CFP for Issue 6.1
Call for papers: A special issue of Global Storytelling: Journal of Digital and Moving Images, 6.1 (Summer 2026)
Title: Cinema in Global Chinatowns
The study of cinema in global Chinatowns has developed through the work of scholars focusing on the transpacific flow of films and film workers during the twentieth century and the social and cultural roles of diaspora cinema in the United States. As such, it has engaged with a range of theoretical approaches and methodologies. Transnational film studies responded to early film scholarship’s centering of national cinema through an opening up of national and cultural borders, problematizing any natural inclination towards linking film to one nationality and/or culture. Essay collections such as Transnational Chinese Cinemas: Identity, Nationhood, Gender (Lu, 1997), Chinese-Language Film: Historiography, Poetics, Politics (Lu and Yeh, 2005), and Transnational Chinese Cinema: Corporeality, Desire, and Ethics (Bergen-Aurand, Mazzilli, and Hee, 2015) instead look to the ways in which language, ethnicity, and even embodiment inform Chinese cinema. At the same time, diasporic film studies further shifted away from a focus on the nation-state and towards more heterogeneous modes of identification, linking particular film histories to the movement of communities of immigrants and exiles. Gina Marchetti describes such films as dealing with the “Chinese experience of dislocation, relocation, emigration, immigration, cultural hybridity, migrancy, exile, and nomadism — together termed the “Chinese diaspora’” (1998). Other analytical frameworks such as Sinophone studies push back against the ethnocentricity of Chinese studies and the fraught temporality of diaspora. To this latter point, Shu-mei Shih provides a reminder that diaspora has an “expiration date,” as many of these communities eventually become part of the local population (2011).

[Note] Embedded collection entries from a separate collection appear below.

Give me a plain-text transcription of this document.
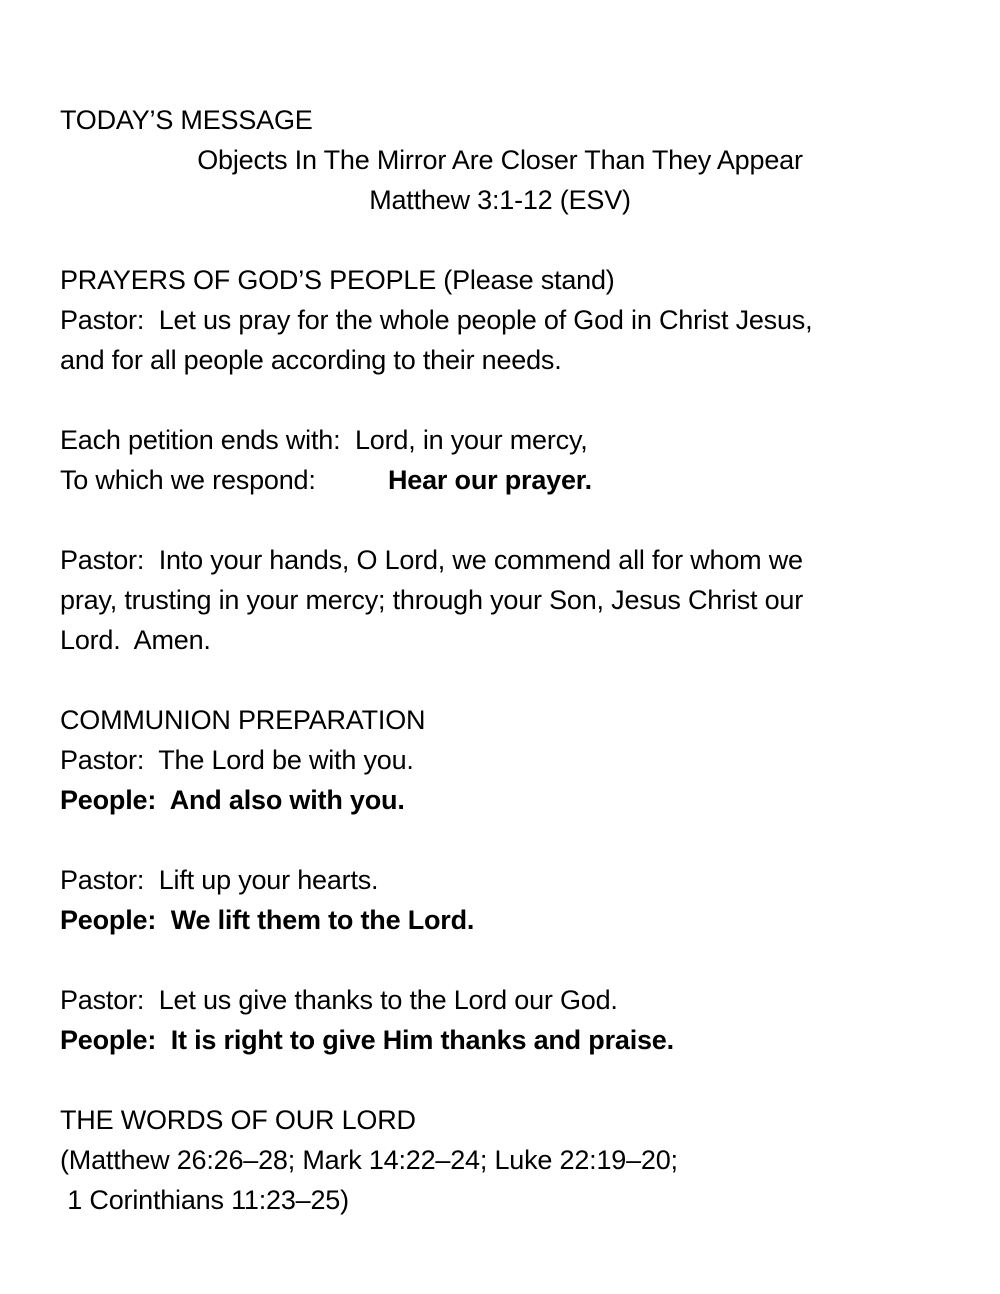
TODAY’S MESSAGE
Objects In The Mirror Are Closer Than They Appear
Matthew 3:1-12 (ESV)
PRAYERS OF GOD’S PEOPLE (Please stand)
Pastor:  Let us pray for the whole people of God in Christ Jesus,
and for all people according to their needs.
Each petition ends with:  Lord, in your mercy,
To which we respond:	Hear our prayer.
Pastor:  Into your hands, O Lord, we commend all for whom we
pray, trusting in your mercy; through your Son, Jesus Christ our
Lord.  Amen.
COMMUNION PREPARATION
Pastor:  The Lord be with you.
People:  And also with you.
Pastor:  Lift up your hearts.
People:  We lift them to the Lord.
Pastor:  Let us give thanks to the Lord our God.
People:  It is right to give Him thanks and praise.
THE WORDS OF OUR LORD
(Matthew 26:26–28; Mark 14:22–24; Luke 22:19–20;
1 Corinthians 11:23–25)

This special issue of Global Storytelling brings the above theoretical frameworks into conversation with new cinema history by focusing on film distribution, exhibition, and moviegoing practices in global Chinatowns. We approach the topic in an open-ended and heterogeneous manner, considering the concept of Chinatown as encompassing not only urban ethnic enclaves but also ethnoburbs and heterolocal regions and recognizing the range of ethnic and racial formations in these communities. Additionally, we aim to decenter the overwhelmingly North American focus of Chinatown studies and to encourage global and comparative studies, thereby expanding our understanding of large-scale patterns as well as distinctiveness. Submissions may consider Chinese-language cinema or may feature non-Chinese-language films in a Sinophone space.
We encourage scholarly approaches from diverse fields, including film studies, media and cultural studies, area studies, urban studies, sociology, and anthropology. Methodologies may be quantitative or qualitative, and feature archives, counter-archives (private collections, ephemera) or oral histories.
Potential topics include, but are not limited to:
· Advertising
· Distribution
· Commercial and non-commercial film exhibition
· Private forms of exhibition, including home video, television, cable, streaming
· Video stores
· Audience studies
· Moviegoing practices and experiences
· Moviegoing ephemera
· Reception
Important dates :
Abstract submission date: June 15, 2025
Acceptances/rejections: July 1, 2025
First draft article submission: mid Dec 2025
Comments returned: mid Jan 2026
Revised article submission: late March 2026
Manuscripts finalized: early April 2026
Expected publication date: early July 2026
Submission details:
Please submit a detailed abstract of 500 words, which states the paper’s main argument, method, and contribution to the theme of this special issue. Abstracts should be accompanied by a bibliography and short biography (approx. 200 words).
We also welcome short essays of 4000 words and video essays.
Submissions (abstracts and full papers) should follow Global Storytelling’s guidelines.